Bhikkhu Bodhi (Tape 5: Rebirth and Kamma, "The Buddha's Teaching: As It Is") explains that these ten are called "courses" of action rather than ordinary karma because they have the power, in and of themselves, to lead to rebirth -- a course or corridor leading to a particularly unfortunate or fortunate state. 

For example, even a relatively minor good intentional-action can lead, IF it serves as the death-proximate karma (the thought passing through the mind right at the moment of passing away from one life to yet another) -- has the power to get one into a heaven. There are many heavens, and not a single one of them is eternal, so rebirth in heaven is not the goal of Buddhism. But it is a fortunate destination for rebirth in samsara, the ongoing Wheel of Rebirth and disappointment.

II. Ten Wholesome Courses of Action

  • three bodily actions: avoiding killing, stealing, sexual misconduct (or preserving life, protecting what belongs to others, avoiding harm);
  • four verbal actions: avoiding perjury, slandering, harsh speech, foolish chit chat (or honest, reconciling, gentle, and wise speech);
  • three mental actions: unselfishness, goodwill, right views.
Both lists repeatedly occur in the texts (e.g., in AN X.28, 176; MN 9), and they are explained in detail in MN 114 and in Commentary to MN 9 (R. Und., p. 14), Atthasālini Tr. I, 126ff.

Ven.
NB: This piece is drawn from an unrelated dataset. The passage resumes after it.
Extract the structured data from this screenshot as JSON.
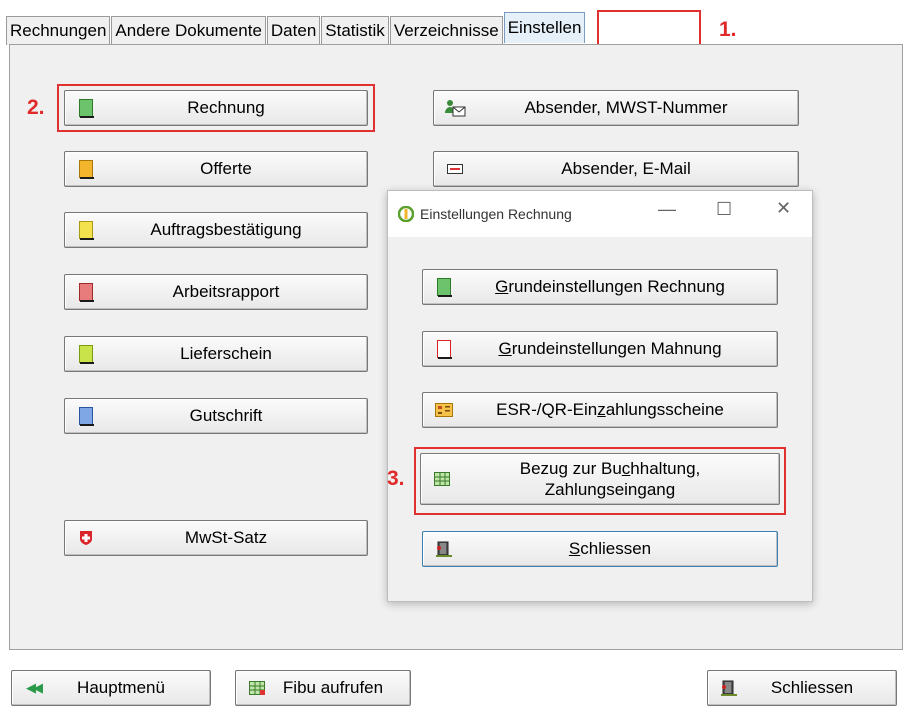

Sivali: shining example of good karma
An enlightened monastic from the time of the Buddha, Venerable Sivali, is remembered and venerated as having unbelievably good karma -- a store of "merit" (punya) for everyone to emulate.
There is no reason to "envy" him his good fortune because we ourselves can also accrue a similar store of merit by good works (mental, verbal, and physical),  deeds that benefit ourselves and others that follow us through this life and from life to life until we find enlightenment.

We are always generating karma and always being reborn, but a human birth is extraordinarily rare, a precious opportunity to make merit with redounding pleasing and welcome karmic-results and effects (vipaka and phala).